Calculating an exact parabola from initial conditions — even if you have good approximations of the necessary data inputs to hand, which you won’t — will give you a rough vector and distance, but the range of potential trajectories will be far too great to to ever actually catch the ball. Likewise, the prediction of rain in Lissingdown a month in advance is is highly speculative: we may have average rainfall data, but as to whether it will rain or not at a given moment, who can say?

Where the gaze heuristic helps us is by constantly, and cheaply, refining and updating that initial prediction as the event gets closer and better information becomes available. The skill lies in the experience and judgment in making those on-the-fly adjustments: that is, expertise. Likewise, with a weather forecast: my guess is as good as yours whether it will be raining 6 months from now; but I can be certain as I look out my window to an angry Lissingdown sky that it will still be raining 5 minutes from now.

This is hard for a complicated systems guy. Complicated systems you can brute force, and you can predict how they will behave. You can pre-bake solutions, making them more simple. In complex systems you can’t: need to keep your options open and be prepared to shift, adapt, re-evaluate, and toss out whatever you might have concluded before now. Philip Tetlock’s “Superforecasters” are complex systems thinkers.
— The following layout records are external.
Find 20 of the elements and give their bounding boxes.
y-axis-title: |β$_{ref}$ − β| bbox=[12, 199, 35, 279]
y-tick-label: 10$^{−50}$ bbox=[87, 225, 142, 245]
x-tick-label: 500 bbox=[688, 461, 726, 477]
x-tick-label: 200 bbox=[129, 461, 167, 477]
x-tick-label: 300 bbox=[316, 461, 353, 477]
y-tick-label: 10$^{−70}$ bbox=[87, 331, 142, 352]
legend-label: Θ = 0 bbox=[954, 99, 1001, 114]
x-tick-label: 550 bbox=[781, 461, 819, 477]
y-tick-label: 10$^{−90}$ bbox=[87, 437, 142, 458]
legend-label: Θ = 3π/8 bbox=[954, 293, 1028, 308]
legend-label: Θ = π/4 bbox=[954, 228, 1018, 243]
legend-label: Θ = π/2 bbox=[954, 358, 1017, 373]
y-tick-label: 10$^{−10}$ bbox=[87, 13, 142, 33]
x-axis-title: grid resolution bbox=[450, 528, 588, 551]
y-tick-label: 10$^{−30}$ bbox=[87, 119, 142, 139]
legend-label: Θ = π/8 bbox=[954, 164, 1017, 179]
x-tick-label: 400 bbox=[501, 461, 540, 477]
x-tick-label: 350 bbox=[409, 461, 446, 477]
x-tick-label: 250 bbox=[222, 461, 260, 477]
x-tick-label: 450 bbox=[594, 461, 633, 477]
Baseball players are complex systems thinkers. Richard Dawkins, whom I like to imagine was dyspraxic,[6] is a complicated systems thinker.

If a complex system blows up, “complicated” risk management systems can get in the way

Frequently complicated system risk attenuators can, in fact, aggravate risk situations in complex systems. Alarms going off make it harder to hear; multiple alarms increase panic and obscure each other; an obligation to follow prescribed safety routines can impede quick and surgical response to traumatic situations. There are times, therefore, where you want to throw your checklist out the window. [7]


  1. Open question — a gaping open question, like when your goalie has come up for a corner — is why a traditional risk manager is managing what is undoubtedly a wicked environment using tools suitable for a tame one. But it was ever thus: Black-Scholes option pricing model, which is predicated on a normal distribution, can’t work with The tail events and whose failure in those circumstances led directly to both the LTCM collapse and the Great Financial Crisis, is still widely used today, after all.
  2. Needless to say, this is not what our management consultant friends, who advocate down-skilling and offshoring, want to hear.
  3. Ohh, but catching a ball isn’t a wicked problem! I hear you cry. For hard-determinist, reductionist types maybe, but if you have ever pondered the odd lack of tenured physics professors in the national cricket team you may, like the JC beg to differ. The JC’s celebrated experiments with the proverbial crisp packet in St Mark’s Square may help explain.
  4. A study a while back found professional baseball players, while excellent at catching moving balls they were allowed to run towards, had a lot more trouble predicting where those balls would land when made to stand still.
  5. May the lord bless and watch over Ronnie Barker.
  6. largely because he was trying to solve differential equations instead of running after the ball, of course.
  7. I know, I know — try telling that to the chap who landed his plane on the Hudson thanks to his unflappable compliance with cockpit checklists, right?